Company officials at Inc. (Nasdaq: AMZN) reported its best-ever holiday shopping weekend from Thanksgiving through Cyber Monday this year.

Andrew Lee, site leader for the 1.3 million-square-foot fulfillment center in Republic, said much of Amazon’s merchandise comes from independent vendors. In this way, he said the warehouse is not entirely removed from those downtown businesses.

“I always give the example of companies in the area that sell, like, candles,” he said. “They can go in there and use the logistic capabilities of Amazon to make sure they can reach a larger audience. Maybe they’ve just been in that town or that county; now they can get all over the world, all over the United States.”
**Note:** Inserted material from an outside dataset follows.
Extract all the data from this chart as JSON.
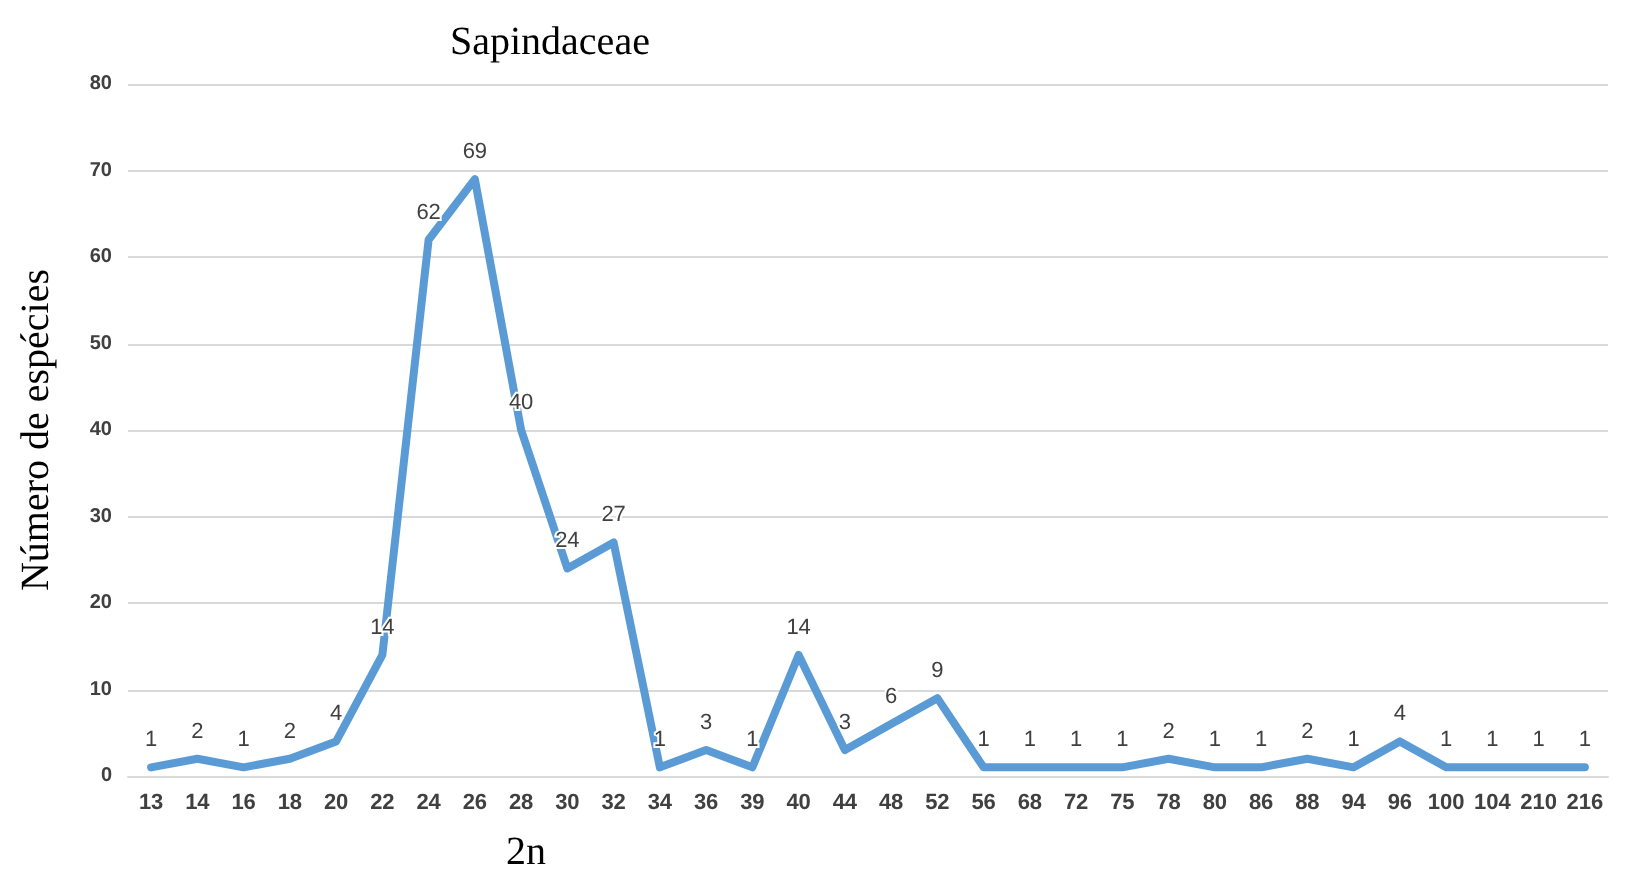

He said a vendor can bring products in by truck, and it can be unloaded and added to the inventory.

“Just because we have the infrastructure – we’ve done it for so many years – it opens up a great opportunity for small, local businesses to now get their product out to the customers,” he said.

In a news release touting Amazon’s biggest holiday weekend since its founding in 1994, the company declared its customers bought more than $1 billion in merchandise from small businesses selling on its platform.

In August, Amazon announced it would impose a holiday peak fulfillment fee, lasting Oct. 15 to Jan. 14, of 35 cents per item sold by third-party sellers, as reported in The Wall Street Journal. The article noted the fee is in addition to an estimated 20% margin – four times the typical margin – paid by the third-party sellers.

The Republic fulfillment center, which opened Aug. 1, 2021, expects to process 2 million orders during this year’s holidays. From January to October of this year, 11.3 million orders were processed through the center, according to Amazon Regional PR Manager Andy DiOrio.

Here are some other notable numbers from the Republic facility:

  • 4.2 million: Number of products stacked on row after row of racks in the warehouse.
  • 70,000: Products processed every day through the holidays.
  • 42,000: Products processed on a nonholiday shopping day.
  • 6,600-plus: Feet of conveyers in the building.
  • 1,600: Jobs created since opening.
  • 190: “Picker machines,” as Amazon calls them – forklift-type vehicles, each weighing over 5 tons and able to lift 3,000 pounds, running in the building.

When asked about hot gifts this year, Lee had to stop and think. A lot of items, gifts and otherwise, roll by on the conveyers.

“Crock-Pots,” he said. “Carpet cleaners. Also, fishing poles and children’s riding toys.”

The Amazon release said holiday bestsellers for the company were Echo Dot, Fire TV Stick, Apple AirPods, Hasbro Gaming Connect 4, Burt’s Bees Christmas gifts, and Champion and New Balance apparel.

Lee recently wore an elf suit for a holiday event at the store, and he kept it on when he went home to his young daughter.

Her eyes got wide, Lee said, and she gave him a giant hug.

“She really believes I work at Santa’s workshop,” he said.